Question

Two identical spheres each of mass 2 kg and radius 50 cm are fixed at the ends of a light rod so that the separation between the centers is 150 cm. Then, moment of inertia of the system about an axis perpendicular to the rod and passing through its middle point is \(\frac{x}{20}\) kg m³ , where the value of x is ____.

Answer 1

Correct Answer: 53

Given:

Mass of each wheel
m = 2 Kg,
R = 50 cm= 0.5 m, 
d = 75 cm = 0.75 m

Step 1: Formula for Moment of Inertia

The moment of inertia \( I \) for the system is given by: \[ I = \left( \frac{2}{5} m R^2 + m d^2 \right) \times 2 \]

Step 2: Substituting the given values

Substituting the values \( m = 2 \, \text{kg}, R = 0.5 \, \text{m}, d = 0.75 \, \text{m} \) into the equation: \[ I = 2 \left( \frac{2}{5} \times 2 \times \left( \frac{1}{2} \right)^2 + 2 \times \left( \frac{3}{4} \right)^2 \right) \]

Step 3: Simplifying the equation

\[ I = 2 \left( \frac{2}{5} \times 2 \times \frac{1}{4} + 2 \times \frac{9}{16} \right) \]

\[ I = 2 \left( \frac{1}{10} + \frac{9}{8} \right) = 2 \times \frac{53}{40} = \frac{53}{20} \, \text{kg} \cdot \text{m}^2 \]

Final Answer:

\[ X = 53 \, \text{kg} \cdot \text{m}^2 \]

Answer 2

The moment of inertia \( I \) of each sphere about the central axis (using the parallel axis theorem) is:

\[ I_{\text{total}} = 2 \left( I_{\text{sphere}} + md^2 \right). \]

For a solid sphere:

\[ I_{\text{sphere}} = \frac{2}{5}mR^2 = \frac{2}{5} \times 2 \times (0.5)^2 = 0.2 \, \text{kg m}^2. \]
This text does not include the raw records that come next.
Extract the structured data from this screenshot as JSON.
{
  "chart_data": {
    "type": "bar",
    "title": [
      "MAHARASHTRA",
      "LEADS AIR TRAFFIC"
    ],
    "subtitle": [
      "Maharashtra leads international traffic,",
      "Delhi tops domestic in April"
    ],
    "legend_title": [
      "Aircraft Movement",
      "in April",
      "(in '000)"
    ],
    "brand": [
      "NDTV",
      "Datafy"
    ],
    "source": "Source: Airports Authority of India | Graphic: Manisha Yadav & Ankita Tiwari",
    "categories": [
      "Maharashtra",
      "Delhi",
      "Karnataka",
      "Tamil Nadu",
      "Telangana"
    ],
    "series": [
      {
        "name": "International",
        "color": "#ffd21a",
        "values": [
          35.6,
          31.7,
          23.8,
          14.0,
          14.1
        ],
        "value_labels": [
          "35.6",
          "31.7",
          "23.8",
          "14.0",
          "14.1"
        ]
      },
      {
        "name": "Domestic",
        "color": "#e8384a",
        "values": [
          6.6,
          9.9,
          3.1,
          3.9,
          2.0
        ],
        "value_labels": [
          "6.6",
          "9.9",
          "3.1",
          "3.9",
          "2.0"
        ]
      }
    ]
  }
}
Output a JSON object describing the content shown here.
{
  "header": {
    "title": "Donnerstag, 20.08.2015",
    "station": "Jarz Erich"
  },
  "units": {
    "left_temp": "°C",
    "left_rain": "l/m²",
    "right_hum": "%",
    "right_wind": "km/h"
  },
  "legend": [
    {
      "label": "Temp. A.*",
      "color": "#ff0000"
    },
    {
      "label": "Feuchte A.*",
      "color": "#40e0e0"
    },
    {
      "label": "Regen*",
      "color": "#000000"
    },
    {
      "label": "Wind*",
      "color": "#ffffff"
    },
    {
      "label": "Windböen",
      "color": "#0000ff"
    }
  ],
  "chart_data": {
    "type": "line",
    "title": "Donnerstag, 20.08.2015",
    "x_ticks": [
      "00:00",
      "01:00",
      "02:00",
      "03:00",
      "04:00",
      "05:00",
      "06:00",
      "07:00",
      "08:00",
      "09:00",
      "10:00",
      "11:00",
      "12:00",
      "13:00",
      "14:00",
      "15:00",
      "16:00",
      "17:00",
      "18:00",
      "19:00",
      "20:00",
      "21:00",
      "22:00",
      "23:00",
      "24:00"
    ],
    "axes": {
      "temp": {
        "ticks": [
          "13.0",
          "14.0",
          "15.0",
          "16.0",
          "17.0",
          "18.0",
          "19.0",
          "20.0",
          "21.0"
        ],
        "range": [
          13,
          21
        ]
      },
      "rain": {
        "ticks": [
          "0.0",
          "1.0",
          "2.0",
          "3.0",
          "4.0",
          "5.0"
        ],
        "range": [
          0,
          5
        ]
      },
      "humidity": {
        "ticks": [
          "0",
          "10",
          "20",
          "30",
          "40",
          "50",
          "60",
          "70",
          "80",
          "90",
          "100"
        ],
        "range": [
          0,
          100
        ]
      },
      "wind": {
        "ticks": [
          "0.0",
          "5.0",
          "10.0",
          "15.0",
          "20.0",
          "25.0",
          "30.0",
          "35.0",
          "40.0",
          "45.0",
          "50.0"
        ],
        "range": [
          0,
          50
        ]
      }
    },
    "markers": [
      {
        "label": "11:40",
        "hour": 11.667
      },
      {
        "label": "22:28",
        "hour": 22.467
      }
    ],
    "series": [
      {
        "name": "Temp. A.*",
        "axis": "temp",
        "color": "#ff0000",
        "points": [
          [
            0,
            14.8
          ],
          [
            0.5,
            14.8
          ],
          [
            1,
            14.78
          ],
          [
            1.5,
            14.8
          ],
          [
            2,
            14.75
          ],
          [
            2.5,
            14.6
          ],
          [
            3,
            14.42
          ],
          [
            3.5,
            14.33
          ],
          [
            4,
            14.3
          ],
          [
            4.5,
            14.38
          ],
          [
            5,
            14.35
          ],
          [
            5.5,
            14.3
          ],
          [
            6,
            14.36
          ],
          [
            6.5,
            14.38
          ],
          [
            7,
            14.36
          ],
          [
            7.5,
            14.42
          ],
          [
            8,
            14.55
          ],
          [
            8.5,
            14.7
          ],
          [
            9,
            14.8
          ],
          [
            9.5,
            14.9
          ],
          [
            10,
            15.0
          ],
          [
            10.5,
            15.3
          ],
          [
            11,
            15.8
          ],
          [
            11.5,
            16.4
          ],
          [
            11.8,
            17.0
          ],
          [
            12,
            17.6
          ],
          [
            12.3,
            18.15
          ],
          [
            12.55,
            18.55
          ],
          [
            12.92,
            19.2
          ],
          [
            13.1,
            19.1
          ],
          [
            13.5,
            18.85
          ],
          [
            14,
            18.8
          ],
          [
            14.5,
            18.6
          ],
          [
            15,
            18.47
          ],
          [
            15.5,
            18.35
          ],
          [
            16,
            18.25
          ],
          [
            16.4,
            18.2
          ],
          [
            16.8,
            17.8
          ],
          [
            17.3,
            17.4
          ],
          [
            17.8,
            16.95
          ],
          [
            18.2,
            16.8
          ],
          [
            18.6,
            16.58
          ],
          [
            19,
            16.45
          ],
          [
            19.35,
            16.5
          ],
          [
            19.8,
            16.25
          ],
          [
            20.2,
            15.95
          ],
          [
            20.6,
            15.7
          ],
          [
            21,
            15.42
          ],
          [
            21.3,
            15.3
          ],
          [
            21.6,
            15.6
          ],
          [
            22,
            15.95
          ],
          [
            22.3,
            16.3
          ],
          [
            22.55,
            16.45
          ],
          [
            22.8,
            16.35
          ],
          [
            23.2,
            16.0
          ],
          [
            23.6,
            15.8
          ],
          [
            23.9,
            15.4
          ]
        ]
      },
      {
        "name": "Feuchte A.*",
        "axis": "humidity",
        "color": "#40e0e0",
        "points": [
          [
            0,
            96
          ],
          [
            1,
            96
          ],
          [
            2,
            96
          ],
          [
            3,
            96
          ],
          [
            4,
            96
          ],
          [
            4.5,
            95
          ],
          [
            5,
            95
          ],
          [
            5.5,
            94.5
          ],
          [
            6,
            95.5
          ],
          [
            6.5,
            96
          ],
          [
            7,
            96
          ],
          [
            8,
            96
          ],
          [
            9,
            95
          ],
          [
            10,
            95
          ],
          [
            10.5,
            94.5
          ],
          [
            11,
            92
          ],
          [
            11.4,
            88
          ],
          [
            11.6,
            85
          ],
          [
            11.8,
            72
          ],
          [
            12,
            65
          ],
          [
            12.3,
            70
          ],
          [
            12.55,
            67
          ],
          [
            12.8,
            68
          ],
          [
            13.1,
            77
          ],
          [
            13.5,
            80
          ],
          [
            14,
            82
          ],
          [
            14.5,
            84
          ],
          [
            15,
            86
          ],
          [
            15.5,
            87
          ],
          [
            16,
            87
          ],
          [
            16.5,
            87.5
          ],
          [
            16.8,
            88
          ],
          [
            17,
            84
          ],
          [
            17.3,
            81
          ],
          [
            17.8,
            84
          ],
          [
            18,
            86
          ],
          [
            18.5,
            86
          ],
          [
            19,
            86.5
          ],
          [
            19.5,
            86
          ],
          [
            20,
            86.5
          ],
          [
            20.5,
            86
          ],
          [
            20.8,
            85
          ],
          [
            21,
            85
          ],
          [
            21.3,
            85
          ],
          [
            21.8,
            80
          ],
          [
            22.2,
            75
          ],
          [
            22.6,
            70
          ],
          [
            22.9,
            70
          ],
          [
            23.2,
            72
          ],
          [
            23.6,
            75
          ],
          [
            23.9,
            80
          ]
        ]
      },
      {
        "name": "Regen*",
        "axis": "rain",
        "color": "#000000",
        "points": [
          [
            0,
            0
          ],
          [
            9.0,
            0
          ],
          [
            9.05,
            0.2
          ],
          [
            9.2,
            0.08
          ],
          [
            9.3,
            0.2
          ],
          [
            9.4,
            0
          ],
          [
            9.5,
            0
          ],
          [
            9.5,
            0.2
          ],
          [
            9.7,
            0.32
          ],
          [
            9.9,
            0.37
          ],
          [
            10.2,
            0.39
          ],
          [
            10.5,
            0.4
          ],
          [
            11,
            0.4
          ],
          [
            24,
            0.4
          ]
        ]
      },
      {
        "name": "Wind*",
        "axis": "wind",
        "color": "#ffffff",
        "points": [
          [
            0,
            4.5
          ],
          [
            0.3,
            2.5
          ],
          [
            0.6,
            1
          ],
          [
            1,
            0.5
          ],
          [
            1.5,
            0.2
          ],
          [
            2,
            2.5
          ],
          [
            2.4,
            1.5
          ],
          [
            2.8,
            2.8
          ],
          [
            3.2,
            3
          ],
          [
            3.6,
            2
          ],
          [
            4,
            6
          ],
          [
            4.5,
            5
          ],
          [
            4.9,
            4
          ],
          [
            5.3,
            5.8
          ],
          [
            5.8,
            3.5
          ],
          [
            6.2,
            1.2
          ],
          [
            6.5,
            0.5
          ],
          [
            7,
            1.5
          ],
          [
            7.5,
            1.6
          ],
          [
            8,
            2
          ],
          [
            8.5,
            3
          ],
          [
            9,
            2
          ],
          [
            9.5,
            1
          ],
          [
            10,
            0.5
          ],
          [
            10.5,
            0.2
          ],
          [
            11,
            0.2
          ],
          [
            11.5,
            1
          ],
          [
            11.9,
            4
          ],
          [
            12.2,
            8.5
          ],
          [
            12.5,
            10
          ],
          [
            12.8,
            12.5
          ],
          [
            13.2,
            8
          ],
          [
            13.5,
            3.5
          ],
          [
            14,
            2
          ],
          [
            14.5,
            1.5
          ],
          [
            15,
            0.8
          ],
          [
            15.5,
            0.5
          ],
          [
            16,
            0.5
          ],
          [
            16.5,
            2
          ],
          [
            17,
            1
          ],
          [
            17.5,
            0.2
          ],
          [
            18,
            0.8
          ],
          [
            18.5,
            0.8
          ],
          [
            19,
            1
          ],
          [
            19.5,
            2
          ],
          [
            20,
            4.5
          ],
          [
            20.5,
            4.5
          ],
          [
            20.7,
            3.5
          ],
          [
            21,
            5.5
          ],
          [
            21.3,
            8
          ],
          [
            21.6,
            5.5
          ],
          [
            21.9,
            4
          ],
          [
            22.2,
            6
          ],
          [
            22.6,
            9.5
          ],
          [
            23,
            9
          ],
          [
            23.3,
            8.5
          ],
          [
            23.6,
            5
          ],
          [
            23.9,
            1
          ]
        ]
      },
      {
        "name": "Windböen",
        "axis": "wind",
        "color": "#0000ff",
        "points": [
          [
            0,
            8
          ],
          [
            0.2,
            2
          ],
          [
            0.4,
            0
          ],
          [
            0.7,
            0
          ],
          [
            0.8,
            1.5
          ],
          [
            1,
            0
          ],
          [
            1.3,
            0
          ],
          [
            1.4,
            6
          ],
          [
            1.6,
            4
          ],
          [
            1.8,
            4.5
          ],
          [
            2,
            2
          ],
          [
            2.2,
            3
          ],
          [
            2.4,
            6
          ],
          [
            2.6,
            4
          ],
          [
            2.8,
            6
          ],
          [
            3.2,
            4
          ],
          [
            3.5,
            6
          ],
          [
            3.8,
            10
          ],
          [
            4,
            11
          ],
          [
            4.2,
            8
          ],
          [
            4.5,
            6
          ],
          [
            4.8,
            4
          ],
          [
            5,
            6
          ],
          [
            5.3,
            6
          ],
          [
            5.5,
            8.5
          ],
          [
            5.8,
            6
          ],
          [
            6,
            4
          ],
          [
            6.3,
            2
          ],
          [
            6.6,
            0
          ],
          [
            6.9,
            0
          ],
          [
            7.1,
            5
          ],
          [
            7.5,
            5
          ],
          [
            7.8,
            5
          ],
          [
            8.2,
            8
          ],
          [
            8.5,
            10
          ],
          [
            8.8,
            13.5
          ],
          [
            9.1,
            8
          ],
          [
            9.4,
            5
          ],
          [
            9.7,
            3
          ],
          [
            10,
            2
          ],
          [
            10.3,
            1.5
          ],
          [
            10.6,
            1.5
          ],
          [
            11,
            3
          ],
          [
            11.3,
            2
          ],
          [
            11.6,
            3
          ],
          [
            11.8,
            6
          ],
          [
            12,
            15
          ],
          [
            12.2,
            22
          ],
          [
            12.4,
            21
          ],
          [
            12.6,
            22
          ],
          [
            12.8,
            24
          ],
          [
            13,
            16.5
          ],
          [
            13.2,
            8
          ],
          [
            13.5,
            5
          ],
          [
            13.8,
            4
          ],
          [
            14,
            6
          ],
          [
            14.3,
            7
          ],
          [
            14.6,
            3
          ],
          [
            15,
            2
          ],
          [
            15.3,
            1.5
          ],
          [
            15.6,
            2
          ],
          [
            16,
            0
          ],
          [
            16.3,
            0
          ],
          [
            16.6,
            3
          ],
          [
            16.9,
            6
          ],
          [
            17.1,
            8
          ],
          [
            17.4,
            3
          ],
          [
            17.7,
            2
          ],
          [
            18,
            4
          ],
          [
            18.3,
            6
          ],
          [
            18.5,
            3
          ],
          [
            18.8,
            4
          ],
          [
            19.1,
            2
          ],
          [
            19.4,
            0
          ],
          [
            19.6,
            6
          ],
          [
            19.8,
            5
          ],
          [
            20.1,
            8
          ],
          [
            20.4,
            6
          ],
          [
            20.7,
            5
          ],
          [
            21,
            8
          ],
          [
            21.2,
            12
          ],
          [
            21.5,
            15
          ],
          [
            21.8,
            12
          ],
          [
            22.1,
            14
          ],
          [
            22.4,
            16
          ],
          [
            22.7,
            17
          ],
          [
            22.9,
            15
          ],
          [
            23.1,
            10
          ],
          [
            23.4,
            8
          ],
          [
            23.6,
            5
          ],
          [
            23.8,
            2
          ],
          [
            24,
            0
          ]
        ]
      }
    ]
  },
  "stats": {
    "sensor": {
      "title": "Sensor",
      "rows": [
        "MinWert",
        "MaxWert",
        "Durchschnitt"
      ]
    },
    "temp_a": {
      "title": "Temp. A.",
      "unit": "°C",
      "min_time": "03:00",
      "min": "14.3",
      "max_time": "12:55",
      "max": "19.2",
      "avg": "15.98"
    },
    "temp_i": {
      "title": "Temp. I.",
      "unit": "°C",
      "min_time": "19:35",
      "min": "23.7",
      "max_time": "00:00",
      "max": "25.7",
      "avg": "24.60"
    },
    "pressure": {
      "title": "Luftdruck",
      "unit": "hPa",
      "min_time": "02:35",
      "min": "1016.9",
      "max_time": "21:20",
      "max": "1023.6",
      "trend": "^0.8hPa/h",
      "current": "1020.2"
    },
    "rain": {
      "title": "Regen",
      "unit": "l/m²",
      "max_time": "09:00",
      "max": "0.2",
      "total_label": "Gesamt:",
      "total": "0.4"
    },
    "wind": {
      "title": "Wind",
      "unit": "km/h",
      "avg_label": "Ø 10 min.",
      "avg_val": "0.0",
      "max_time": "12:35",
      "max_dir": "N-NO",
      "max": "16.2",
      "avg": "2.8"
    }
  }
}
Distance \( d \) from the center of each sphere to the midpoint of the rod is \( 0.75 \, \text{m} \).

So,

\[ I_{\text{total}} = 2 \left( 0.2 + 2 \times (0.75)^2 \right) = 2 \left( 0.2 + 1.125 \right) = \frac{53}{20} \, \text{kg m}^2. \]

Thus, \( x = 53 \).